Vegan Minestrone Soup


A hearty family favourite – perfect for a lazy winters meal. Serve with crusty bread and vegan parmesan.

Vegan Minestrone Soup

Servings 6 Servings
Prep Time 10 minutes
Cook Time 35 minutes
Total Time 45 minutes


  • Soup Pot
  • Cutting Board
  • Chopping Knife
  • Stirring utensil
  • Measuring Utensils: tbsp, tsp, 1/2 tsp, 1/8 cup, 1/2 cup and a cup


  • 1 tbsp olive oil
  • 1 brown onion (diced)
  • 1 carrot (peeled and sliced)
  • 1 zucchini (diced)
  • 2 stalks celery (sliced)
  • 1 tbsp fresh thyme
  • 1 small handful green beans (top and tailed and halved)
  • 5 1/2 cups vegetable stock
  • 2 potatoes (peeled and cubed)
  • 1 400 gram tin of kidney beans
  • 1 400 gram tin of crushed tomatoes
  • 2 tbsp tomato paste
  • 1 tbsp dried oregano
  • 1/8 cup chopped fresh parsley
  • 1 tsp pepper
  • 1/2 tsp salt
  • 100 grams pasta (pre-cooked) (we used gf elbows)
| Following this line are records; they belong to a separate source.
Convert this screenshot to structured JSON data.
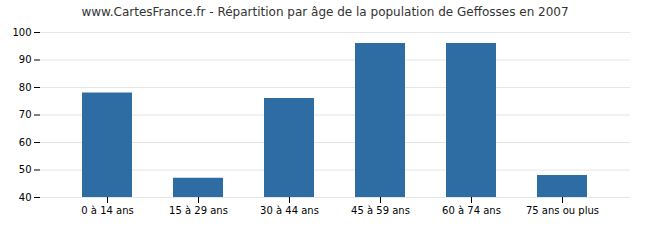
{
  "chart_data": {
    "type": "bar",
    "title": "www.CartesFrance.fr - Répartition par âge de la population de Geffosses en 2007",
    "categories": [
      "0 à 14 ans",
      "15 à 29 ans",
      "30 à 44 ans",
      "45 à 59 ans",
      "60 à 74 ans",
      "75 ans ou plus"
    ],
    "values": [
      78,
      47,
      76,
      96,
      96,
      48
    ],
    "color": "#2e6da4",
    "ylim": [
      40,
      100
    ],
    "yticks": [
      40,
      50,
      60,
      70,
      80,
      90,
      100
    ],
    "grid": true
  }
}
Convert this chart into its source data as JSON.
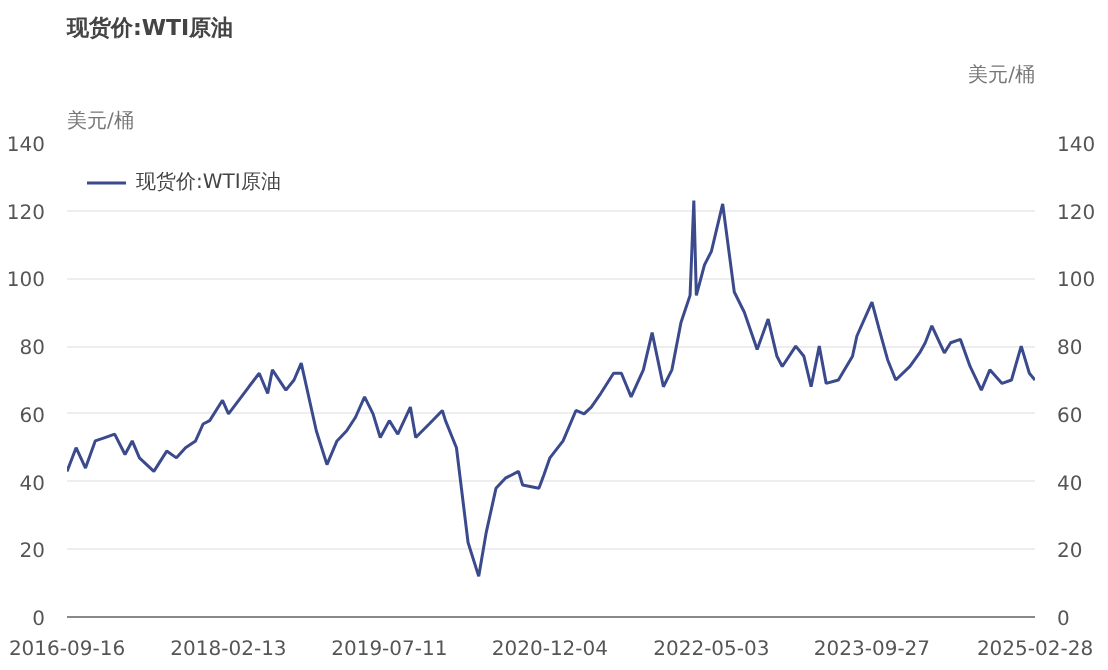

  • Add a tbsp of olive oil to a soup pot over medium-high heat. Give it a minute to reach temperature and then add onions and saute until they turn translucent, then add celery, carrot, zucchini and thyme. Saute for about 3-5 minutes until the veggies soften a little.
  • Add to the pot: stock, crushed tomatoes, tomato paste, dried oregano, salt and pepper, kidney beans, potatoes and green beans. Give it a good stir and let simmer for about 15-20 minutes or until the potatoes are soft.
  • Add in your pre cooked pasta and adjust salt and pepper to taste. Garnish with fresh parsley and serve with crusty bread and vegan butter.